The Roborock Zeo One is an all-in-one washer / dryer combo machine that pulls double duty. It’s part of a relatively new breed of laundry combo machines that are just beginning to proliferate. Needless to say, the concept is compelling: you pile a load of laundry into a single machine where it’s washed and dried. But the Zeo One adds even more innovation to the mix.

A favourite feature: smart dosing. Instead of adding detergent and fabric softener with each load, you can fill the reservoirs and go for months without worrying about adding anything to your laundry.

The Zeo One also dries clothes using much less heat than a conventional dryer.
The Zeo-cycle drying system uses a large honeycomb-shaped disc with more than 20,000 holes to absorb moisture, using sensors and an AI algorithm to monitor the drying system more than 100 times per minute. By keeping the heat low, the Roborock Zeo One prevents damage to delicate garments like wool sweaters.

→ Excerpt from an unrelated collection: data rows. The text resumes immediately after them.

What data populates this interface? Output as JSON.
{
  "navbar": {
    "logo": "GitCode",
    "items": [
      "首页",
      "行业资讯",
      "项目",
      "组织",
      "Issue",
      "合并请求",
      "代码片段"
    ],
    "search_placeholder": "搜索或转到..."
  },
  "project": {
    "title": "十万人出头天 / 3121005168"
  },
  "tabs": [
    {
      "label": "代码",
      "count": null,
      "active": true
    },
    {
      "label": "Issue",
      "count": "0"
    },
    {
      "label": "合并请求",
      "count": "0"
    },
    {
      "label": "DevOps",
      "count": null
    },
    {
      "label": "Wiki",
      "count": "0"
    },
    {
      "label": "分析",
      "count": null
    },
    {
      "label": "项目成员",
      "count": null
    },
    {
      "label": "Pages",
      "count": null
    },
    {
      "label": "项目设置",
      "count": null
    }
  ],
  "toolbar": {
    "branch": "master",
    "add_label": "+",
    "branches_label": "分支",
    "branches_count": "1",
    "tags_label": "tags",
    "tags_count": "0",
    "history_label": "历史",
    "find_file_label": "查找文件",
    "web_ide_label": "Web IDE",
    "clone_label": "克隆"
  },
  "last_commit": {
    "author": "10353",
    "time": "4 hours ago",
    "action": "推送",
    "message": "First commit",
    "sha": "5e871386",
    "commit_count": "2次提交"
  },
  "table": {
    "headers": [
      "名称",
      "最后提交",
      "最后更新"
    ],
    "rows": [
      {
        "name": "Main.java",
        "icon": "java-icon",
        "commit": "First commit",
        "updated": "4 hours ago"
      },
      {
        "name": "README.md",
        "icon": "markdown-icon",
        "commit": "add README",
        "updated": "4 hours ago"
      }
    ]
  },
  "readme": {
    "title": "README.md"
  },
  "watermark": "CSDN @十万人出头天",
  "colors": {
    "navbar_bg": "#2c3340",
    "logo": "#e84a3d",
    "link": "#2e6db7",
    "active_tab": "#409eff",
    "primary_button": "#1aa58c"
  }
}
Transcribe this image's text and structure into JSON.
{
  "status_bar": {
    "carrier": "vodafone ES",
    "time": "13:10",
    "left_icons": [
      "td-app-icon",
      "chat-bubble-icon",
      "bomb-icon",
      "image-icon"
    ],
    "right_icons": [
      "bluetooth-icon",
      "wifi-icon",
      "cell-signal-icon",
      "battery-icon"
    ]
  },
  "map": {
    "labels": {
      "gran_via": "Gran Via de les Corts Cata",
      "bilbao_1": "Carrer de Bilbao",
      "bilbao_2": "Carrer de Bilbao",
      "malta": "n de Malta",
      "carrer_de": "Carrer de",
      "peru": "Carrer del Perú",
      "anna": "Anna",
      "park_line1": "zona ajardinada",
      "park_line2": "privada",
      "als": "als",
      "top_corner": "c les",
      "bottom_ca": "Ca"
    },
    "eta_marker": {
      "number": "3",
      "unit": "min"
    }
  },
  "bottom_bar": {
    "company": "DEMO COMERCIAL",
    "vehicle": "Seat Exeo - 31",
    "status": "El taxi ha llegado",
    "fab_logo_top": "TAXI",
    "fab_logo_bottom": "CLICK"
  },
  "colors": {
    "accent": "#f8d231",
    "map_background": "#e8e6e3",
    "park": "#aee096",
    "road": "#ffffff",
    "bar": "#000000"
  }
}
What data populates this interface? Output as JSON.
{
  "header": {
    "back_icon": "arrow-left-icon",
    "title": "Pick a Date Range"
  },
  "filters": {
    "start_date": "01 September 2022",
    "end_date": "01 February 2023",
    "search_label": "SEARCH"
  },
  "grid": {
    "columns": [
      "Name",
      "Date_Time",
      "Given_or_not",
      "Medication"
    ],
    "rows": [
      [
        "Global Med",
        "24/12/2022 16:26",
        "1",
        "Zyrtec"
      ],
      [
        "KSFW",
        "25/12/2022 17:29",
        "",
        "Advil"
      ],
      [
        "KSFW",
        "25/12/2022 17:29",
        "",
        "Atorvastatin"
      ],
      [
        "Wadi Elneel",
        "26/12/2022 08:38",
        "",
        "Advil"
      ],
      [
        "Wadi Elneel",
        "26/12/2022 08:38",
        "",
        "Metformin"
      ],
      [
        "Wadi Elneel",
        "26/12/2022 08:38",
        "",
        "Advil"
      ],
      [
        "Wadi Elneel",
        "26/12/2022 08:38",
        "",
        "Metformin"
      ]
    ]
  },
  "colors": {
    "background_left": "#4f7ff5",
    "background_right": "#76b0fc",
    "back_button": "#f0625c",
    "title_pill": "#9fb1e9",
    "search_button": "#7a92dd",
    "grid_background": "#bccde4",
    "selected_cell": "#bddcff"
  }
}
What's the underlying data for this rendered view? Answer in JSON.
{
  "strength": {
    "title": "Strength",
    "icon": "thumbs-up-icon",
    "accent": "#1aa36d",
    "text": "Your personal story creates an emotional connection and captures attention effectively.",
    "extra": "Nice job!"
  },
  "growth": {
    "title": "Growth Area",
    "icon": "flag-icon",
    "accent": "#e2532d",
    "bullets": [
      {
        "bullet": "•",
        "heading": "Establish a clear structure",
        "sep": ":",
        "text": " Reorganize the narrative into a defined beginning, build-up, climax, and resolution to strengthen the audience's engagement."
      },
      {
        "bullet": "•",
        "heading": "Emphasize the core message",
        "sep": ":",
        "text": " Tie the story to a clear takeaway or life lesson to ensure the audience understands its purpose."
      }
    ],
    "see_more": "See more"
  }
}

The Zeo One even collects lint and disposes of it automatically through a water line, so you never have to clear a lint trap.

CES 2024 Best in Show | Health Device | BeamO | $249

Withings’ BeamO might be the only health checkup device you need in your home, a first-of-its-kind 4-in-1 health checkup device meant to replace four essentials that should be in every home, combining an ECG, pulse oximeter, stethoscope, and thermometer into a single compact device. With it, you can monitor your heart and lung health, as well as your temperature.

There are those in the medical profession who believe the BeamO will revolutionize the measurement of the core vitals carried out during medical visits from the comfort of one’s own home. This crucial data will provide a vital overview of overall health or warning signs of potential areas of concern. Instead of measuring these stats a couple of times a year in a clinical setting, it will be possible to assess them every day. BeamO will be the thermometer of the future, providing the ability to assess temperature and observe the state of the heart and lungs.

Of course, a parent can also use the device to perform a checkup on a child.

In the future, the company says the BeamO will detect signs of infection and even possible cardiovascular issues such as atrial fibrillation (AfiB).

The Withings BeamO will be released this coming June, and will retail for $249.